The Vermont senator has said similar things in the past.
“My worry is that the next time the Republicans are in power they will do the same thing, I think that is not the ultimate solution,” Sanders said back in April, according to Reuters.
Sanders actually makes a pretty cogent argument here.
If only he could apply it to his current judge-rotating plan, where (I assume) the executive would relegate justices whose decisions he didn’t like and promote those who were more in line with what he believes.
Sanders is pretty short on specifics, but I’m pretty sure whatever Congress is authorized to do doesn’t include making it so “the next time the Republicans are in power” — assuming the Democrats control both the executive and legislative branches come January 2021, which one can’t exactly take for granted even if Sanders moves into 1600 Pennsylvania — they aren’t able to rotate conservative judges in.
Furthermore, all of the schemes that aren’t just straight-up court-packing (this mean’s both Bernie’s judge-rotating plan and Buttigieg’s strange partisan selection system) are likely going to run afoul of the Constitution.

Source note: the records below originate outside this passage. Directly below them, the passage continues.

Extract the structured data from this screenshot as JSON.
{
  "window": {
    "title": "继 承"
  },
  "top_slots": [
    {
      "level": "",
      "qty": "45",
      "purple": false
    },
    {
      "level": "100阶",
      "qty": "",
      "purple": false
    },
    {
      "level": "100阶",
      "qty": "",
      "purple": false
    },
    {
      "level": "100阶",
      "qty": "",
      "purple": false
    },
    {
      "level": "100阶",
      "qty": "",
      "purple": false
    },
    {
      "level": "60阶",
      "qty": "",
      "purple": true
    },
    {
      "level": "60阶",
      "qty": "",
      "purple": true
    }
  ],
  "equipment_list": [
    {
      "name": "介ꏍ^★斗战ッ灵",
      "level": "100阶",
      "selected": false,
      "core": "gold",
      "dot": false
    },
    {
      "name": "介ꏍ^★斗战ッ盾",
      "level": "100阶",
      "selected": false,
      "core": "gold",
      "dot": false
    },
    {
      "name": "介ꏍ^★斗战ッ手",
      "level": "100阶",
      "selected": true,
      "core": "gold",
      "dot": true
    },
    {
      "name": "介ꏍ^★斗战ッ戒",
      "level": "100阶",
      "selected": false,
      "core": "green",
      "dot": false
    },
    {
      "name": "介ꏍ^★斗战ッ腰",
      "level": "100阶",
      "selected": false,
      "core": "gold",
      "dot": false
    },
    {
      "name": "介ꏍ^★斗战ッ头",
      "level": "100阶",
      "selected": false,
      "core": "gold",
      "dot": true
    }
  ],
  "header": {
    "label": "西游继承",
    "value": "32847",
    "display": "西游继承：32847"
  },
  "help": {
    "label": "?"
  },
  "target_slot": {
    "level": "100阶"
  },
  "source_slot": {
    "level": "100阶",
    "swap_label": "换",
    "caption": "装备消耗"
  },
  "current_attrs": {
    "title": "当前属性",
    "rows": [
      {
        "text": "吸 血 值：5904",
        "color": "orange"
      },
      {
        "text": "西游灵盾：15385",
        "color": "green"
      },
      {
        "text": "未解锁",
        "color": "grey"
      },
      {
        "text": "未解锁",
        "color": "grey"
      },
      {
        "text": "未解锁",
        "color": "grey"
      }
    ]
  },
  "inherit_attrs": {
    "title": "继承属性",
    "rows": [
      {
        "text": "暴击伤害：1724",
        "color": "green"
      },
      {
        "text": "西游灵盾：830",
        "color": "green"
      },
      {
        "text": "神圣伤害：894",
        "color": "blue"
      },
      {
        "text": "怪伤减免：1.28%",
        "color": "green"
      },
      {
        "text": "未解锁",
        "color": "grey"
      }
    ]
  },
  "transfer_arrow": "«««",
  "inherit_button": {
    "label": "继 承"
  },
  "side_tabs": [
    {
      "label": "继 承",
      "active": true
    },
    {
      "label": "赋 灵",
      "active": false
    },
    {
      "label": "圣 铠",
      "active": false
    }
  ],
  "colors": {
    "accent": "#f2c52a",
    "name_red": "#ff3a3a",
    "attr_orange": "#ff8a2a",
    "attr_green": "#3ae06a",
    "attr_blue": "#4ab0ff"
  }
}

“First, a Justice could not likely be ‘rotated out’ of the Supreme Court without a formal impeachment proceeding or voluntary withdrawal. Either would be necessary to make room for a new Justice, unless the number of Justices, currently capped at nine per the Judiciary Act of 1869, is also up for consideration,” Maria L. Hodge wrote at Jurist.

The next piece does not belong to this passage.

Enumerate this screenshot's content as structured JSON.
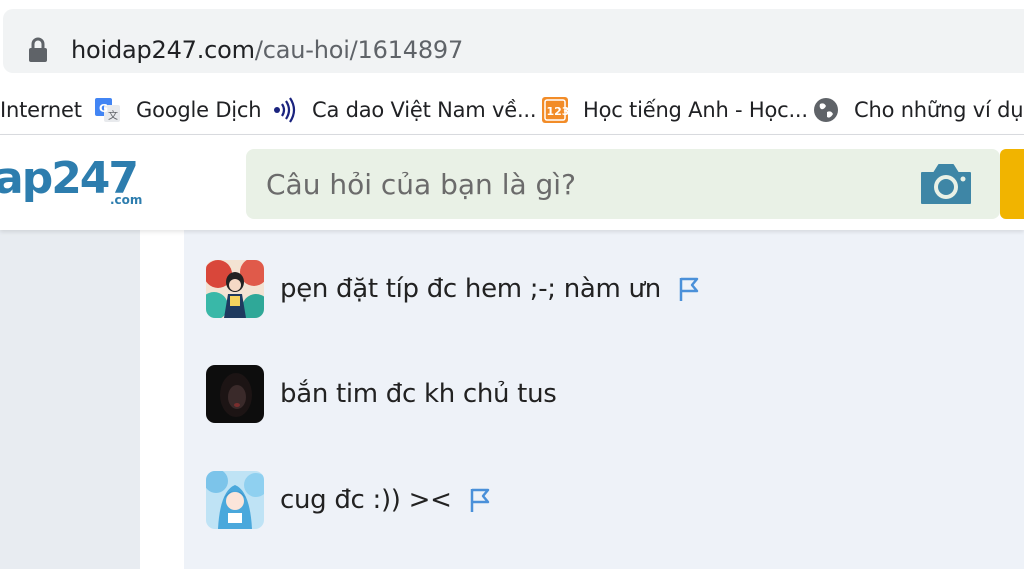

“Impeachment of a Supreme Court Justice requires a majority vote of the House and two-thirds majority of the Senate via Art. II §4 of the Constitution. This is unlikely to occur absent egregious behavior.”
“Second, a new Justice ‘rotated in’ would need to be properly nominated and appointed. Under the Appointment and Removal Power designated in Article II, §2 of the Constitution, the executive branch has the sole responsibility for nominating Judges to the Supreme Court. While Congress can certainly remove a Justice via the impeachment process without Presidential approval, it has no designated power to unilaterally place Judges on the Supreme Court without first receiving this nomination from the President. Any attempt by Congress to wield this sort of authority would constitute a separation of powers violation. Congress must instead rely on traditional nomination and hearing processes for an appointment of a Supreme Court Justice to be considered constitutionally valid.”

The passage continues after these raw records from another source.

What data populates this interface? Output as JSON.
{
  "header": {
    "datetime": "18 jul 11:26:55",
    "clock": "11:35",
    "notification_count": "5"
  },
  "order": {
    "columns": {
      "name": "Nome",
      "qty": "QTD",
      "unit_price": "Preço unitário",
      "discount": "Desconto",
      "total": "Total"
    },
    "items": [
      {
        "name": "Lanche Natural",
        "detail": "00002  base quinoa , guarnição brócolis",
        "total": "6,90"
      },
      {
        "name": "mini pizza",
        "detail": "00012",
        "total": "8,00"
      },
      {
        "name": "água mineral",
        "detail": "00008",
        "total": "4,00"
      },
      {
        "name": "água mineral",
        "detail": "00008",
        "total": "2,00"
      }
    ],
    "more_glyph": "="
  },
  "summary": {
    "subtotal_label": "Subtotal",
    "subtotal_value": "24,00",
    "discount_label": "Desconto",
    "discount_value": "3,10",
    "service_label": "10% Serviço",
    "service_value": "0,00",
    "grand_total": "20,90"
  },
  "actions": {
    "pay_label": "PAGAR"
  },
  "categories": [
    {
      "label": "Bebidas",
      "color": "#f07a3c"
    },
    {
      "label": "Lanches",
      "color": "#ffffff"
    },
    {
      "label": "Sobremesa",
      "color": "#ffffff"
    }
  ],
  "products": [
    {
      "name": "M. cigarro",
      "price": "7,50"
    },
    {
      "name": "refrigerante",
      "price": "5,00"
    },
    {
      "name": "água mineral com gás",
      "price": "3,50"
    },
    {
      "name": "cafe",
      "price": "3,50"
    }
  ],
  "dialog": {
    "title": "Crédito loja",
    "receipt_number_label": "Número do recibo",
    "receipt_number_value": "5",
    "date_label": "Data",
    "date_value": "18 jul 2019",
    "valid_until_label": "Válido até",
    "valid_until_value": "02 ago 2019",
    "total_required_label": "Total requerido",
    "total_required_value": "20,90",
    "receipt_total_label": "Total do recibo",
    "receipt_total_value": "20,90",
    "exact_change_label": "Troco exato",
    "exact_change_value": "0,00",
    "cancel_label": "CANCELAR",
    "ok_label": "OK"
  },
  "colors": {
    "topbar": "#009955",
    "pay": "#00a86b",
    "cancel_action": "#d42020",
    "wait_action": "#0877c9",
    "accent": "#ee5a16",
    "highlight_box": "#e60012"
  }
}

So, no, this probably isn’t remotely constitutional.
But, just like most of the other court-packing schemes, it’s certainly red meat for the base — and it sounds a lot better because it’s not really court-packing, just court-pruning.
Or maybe court maintenance?
While it may not happen, what Sanders is saying — and the fact that it’s being touted so heavily — ought to scare the daylights out of everyone.
If you want to be pessimistic enough here about what Sanders’ proposal would entail, rotating justices would ostensibly turn the highest court in the nation into a tool of the executive branch.
This isn’t just the antithesis of what the framers intended.
It’s the kind of thing that you see in banana republics where whatever organs of government aside from the executive functions exist at the mercy of some tinpot autocrat.
The great irony here, of course, is that the Democrats keep blathering on about President Donald Trump eroding democratic norms or some such nonsense.
Meanwhile, simply because of the fact that the president has been able to appoint two Supreme Court justices, we have one of the top Democratic candidates for president proposing that we transform the nation’s top court into a tool of the presidency — provided, of course, that he’s the president.
The mere fact Sanders is willing to propose this ought to disqualify him from serious consideration.
Instead, I fear, it’ll only raise his profile among those Democrats who believe control of the Supreme Court ought to be their right.